Hamster cheek pouch skin, transplanted to the side of an isogenic host's chest wall, retains its immunologically privileged status as evidenced by the prolonged survival of inlaid homografts of ordinary skin.
Various findings sustain the premise that exemption from rejection by otherwise susceptible homografts in both intact pouch tissue and in established pouch skin isografts is due to an impediment in the afferent pathway of the immunologic reflex, i.e., to deficient lymphatic drainage. Although lymphatics were not apparent when dye was injected into pouch skin grafts or into grafts of ordinary skin sustained by them, lymph vessels were readily and consistently revealed by dye injected into intact trunk skin or established isografts of trunk skin. When suspensions of viable lymph node cells from specifically sensitized parental strain donors were injected superficially into either the intact skin or established grafts of normal skin on F1 hybrid hamsters, a striking hypertrophy of the regional lymph nodes occurred, due to graft-versus-host reactivity. However, similar cell suspensions inoculated into intact pouch tissue or into pouch skin grafts on F1 hamsters incited no regional lymphadenopathy, indicating the lack of appropriate pathways to the nodes.
When skin homografts were inlaid eccentrically into pouch skin isografts, so that they were in contact with host skin at one edge, rejection occurred. Furthermore, rejection of long-established intrapouch skin homografts resulted if the hosts received: (a) small homografts of ordinary skin transplanted to conventional beds; (b) suspensions of donor strain pouch skin epidermal cells, injected intracutaneously; (c) lymph node cells from specifically sensitized donors of the same strain, i.e. adoptive immunization; or, (d) if a portion of the target homograft's perimeter was surgically approximated to body skin.

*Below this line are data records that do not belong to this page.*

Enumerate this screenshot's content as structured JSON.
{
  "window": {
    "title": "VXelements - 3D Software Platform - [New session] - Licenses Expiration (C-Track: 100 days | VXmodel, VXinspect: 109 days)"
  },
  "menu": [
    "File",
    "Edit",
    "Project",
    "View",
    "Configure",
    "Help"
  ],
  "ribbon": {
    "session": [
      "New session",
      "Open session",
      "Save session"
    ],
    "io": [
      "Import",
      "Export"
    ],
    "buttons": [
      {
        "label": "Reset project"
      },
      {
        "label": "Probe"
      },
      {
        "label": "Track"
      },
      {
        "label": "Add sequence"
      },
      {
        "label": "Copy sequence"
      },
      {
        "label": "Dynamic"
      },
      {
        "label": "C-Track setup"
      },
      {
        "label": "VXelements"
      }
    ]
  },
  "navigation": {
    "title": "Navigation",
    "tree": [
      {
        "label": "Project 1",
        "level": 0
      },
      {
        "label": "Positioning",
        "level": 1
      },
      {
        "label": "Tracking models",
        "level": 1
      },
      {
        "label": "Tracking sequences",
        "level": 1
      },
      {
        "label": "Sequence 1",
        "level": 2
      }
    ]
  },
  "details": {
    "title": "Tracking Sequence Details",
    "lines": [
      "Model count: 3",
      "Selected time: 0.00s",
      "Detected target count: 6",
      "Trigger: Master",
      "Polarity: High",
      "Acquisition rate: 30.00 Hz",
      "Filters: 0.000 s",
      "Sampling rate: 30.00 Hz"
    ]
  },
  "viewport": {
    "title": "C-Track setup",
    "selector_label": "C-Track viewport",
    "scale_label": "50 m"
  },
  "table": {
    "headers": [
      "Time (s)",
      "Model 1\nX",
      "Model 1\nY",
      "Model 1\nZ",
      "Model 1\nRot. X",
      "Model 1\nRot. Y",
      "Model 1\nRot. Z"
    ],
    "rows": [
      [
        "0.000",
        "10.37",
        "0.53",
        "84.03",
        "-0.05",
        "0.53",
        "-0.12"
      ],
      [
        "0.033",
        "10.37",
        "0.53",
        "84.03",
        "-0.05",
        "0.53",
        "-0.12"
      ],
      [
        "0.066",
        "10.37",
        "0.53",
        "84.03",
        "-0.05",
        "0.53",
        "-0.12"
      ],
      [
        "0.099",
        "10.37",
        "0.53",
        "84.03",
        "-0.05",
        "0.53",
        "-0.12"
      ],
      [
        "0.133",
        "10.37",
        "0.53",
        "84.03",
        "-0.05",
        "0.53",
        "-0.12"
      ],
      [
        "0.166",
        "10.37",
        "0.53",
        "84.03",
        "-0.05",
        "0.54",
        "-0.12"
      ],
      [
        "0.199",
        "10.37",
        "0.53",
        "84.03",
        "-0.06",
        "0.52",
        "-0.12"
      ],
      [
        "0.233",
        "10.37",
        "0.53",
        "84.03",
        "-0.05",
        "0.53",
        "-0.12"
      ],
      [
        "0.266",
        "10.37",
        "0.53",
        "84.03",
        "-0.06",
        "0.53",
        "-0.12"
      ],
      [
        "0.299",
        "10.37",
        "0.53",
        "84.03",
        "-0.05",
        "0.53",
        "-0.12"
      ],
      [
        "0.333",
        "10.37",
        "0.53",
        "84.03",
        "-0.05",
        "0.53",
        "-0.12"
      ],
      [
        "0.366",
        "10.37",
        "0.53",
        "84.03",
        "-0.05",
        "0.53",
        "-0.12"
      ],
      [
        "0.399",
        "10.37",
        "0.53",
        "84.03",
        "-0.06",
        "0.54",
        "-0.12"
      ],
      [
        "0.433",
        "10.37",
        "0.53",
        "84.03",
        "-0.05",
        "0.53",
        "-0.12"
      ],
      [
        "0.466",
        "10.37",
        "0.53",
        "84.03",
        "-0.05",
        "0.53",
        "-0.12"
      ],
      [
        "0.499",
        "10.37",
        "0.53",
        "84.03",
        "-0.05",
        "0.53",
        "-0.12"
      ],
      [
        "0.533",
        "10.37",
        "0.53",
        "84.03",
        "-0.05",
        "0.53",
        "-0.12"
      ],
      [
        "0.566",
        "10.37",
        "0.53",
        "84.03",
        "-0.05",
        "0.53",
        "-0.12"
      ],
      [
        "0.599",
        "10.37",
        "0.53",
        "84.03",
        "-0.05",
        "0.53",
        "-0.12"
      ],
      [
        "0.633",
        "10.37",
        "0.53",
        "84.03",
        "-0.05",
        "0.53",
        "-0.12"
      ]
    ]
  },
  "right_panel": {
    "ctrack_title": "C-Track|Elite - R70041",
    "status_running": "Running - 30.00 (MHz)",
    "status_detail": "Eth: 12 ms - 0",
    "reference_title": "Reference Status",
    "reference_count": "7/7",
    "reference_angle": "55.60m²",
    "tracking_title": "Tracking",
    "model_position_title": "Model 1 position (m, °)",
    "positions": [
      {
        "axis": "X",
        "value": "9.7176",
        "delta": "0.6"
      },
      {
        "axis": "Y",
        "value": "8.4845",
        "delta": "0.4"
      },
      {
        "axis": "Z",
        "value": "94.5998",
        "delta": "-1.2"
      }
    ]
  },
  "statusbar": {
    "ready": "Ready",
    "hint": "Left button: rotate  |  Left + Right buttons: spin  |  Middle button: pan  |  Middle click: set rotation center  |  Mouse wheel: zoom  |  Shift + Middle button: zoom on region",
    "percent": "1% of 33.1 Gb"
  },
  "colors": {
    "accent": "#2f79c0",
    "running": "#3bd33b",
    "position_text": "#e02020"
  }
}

Treatment of normal hamsters with two closely spaced pulses of ALS, although only marginally effective in prolonging the lives of homografts of trunk skin, enabled pouch skin homografts to survive for very long periods. The influence of this brief treatment with immunosuppressant was still demonstrable if challenge of hosts with the weakly immunogenic pouch skin homografts was delayed for 100 days.